雨漏りを防ぐ!板金工事の基本と施工不良を防ぐポイント

建物の耐久性や快適性を大きく左右するのが「板金工事」です。屋根や外壁に使われる板金は、雨水を適切に排水し、建物内部を守る役割を担っています。しかし、施工不良があればわずかな隙間から雨水が侵入し、雨漏りや構造体の劣化につながりかねません。ここでは、板金工事の基本と、施工不良を防ぐためのチェックポイントを整理します。
目次
板金工事の基本と役割
板金工事とは、鉄板やガルバリウム鋼板、ステンレス、アルミニウムなどの金属板を加工して屋根や外壁に施工する工事を指します。主な役割は以下の通りです。

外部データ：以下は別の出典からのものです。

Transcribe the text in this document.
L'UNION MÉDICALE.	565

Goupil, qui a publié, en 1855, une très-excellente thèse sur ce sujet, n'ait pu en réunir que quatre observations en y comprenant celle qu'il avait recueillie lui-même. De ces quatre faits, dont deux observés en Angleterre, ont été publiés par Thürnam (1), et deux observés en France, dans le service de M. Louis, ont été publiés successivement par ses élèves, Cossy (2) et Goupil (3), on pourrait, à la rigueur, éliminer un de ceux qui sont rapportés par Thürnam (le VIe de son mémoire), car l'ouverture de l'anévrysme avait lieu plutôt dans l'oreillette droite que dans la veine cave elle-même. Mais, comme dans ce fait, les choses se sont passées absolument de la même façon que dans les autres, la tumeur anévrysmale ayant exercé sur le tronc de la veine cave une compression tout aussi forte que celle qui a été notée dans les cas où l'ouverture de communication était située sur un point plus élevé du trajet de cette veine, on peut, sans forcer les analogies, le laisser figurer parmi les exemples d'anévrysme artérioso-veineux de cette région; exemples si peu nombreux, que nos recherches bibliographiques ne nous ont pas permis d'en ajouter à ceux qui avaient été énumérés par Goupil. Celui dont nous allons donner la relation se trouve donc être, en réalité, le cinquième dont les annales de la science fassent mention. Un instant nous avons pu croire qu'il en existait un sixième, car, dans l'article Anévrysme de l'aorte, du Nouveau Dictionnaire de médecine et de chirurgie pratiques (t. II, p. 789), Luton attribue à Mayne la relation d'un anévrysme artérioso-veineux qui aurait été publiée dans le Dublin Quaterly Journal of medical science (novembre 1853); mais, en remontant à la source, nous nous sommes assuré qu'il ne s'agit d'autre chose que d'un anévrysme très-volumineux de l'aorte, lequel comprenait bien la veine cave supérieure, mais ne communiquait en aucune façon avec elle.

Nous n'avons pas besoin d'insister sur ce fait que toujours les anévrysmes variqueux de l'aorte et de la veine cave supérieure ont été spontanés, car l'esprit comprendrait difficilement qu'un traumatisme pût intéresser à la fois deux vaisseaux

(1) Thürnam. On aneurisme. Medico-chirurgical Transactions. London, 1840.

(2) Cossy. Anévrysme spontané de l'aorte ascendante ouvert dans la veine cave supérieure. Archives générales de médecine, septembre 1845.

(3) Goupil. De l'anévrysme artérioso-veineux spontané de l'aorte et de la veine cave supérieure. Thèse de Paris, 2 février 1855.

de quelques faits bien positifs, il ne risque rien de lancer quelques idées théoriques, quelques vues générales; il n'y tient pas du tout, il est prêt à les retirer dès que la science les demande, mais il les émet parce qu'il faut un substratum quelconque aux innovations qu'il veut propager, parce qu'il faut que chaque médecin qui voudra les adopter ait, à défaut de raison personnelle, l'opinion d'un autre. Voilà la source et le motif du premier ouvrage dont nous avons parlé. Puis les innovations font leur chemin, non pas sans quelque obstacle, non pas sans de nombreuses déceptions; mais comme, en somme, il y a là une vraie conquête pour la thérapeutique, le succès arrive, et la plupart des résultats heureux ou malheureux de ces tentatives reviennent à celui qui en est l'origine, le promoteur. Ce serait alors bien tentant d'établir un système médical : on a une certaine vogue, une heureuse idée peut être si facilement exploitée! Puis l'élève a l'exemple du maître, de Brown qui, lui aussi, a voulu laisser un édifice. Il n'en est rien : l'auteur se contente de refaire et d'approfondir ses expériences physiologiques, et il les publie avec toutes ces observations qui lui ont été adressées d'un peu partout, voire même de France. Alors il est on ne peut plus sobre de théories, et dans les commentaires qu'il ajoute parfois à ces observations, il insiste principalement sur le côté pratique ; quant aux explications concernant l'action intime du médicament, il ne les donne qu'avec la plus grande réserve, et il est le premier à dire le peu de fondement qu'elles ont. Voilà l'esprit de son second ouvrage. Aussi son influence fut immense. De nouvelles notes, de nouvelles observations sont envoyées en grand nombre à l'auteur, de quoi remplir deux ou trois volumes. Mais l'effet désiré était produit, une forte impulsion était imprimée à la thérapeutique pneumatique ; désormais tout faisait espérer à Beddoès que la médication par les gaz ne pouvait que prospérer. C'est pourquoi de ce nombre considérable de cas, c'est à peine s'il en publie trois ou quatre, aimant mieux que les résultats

- 雨仕舞い:屋根や外壁から雨水を効率よく排出し、建物内部に浸入させない。
- 保護:建物の木材や断熱材を紫外線・風雨から守り、劣化を防止。
- 美観:外観デザインを整え、建物の価値を高める。
特に屋根や外壁の端部、窓まわり、笠木など「雨水が集中しやすい箇所」で板金工事の品質は重要になります。
よくある施工不良とトラブル事例
板金工事における不良施工は、目に見えにくくても後々大きなトラブルを招きます。代表的なものは以下です。
- 隙間や重ね代不足
板金の重なり部分が浅いと、風雨で簡単に水が吹き込みます。特に屋根の谷部分や外壁との取り合い部で発生しやすいです。 - シーリング不良
シーリング材が未充填だったり、施工後すぐに硬化不良を起こすと、そこから水が侵入します。 - 勾配不良
屋根や水切りの勾配が不足していると、雨水が流れず滞留し、錆や漏水の原因となります。 - 材料の切断・加工精度不足
板金の切断が不正確だったり、曲げ角度が甘いと、隙間や浮きが生じて劣化を早めます。

施工不良を防ぐためのポイント
施工トラブルを未然に防ぐためには、計画から施工、検査までの一貫した管理が不可欠です。
1. 設計・計画段階での確認
- 部位ごとの雨仕舞いを考慮した納まり図を用意する。
- 使用する材料の厚み・耐食性を仕様書で明確にする。
2. 現場での施工管理
- 重ね代や折り曲げ寸法は規定通りか確認。
- 勾配や排水経路に不自然な部分がないか事前チェック。
- 雨天時の施工は避け、湿潤下でのシーリングは控える。
3. 完了検査の徹底
- 目視で隙間・浮き・傷の有無を確認。
- 散水試験などで漏水の可能性を事前に確認。
- 写真記録を残し、後のメンテナンスにも活用。
板金工事で信頼を得るために
建築工事全般に言えることですが、「見えない部分こそ丁寧に施工する」ことが、長期的な信頼につながります。板金工事は仕上げ材の下に隠れる部分も多いため、発注者からはわかりにくい領域です。だからこそ、施工側が自主的にチェック体制を整え、不具合を出さないことが最も重要です。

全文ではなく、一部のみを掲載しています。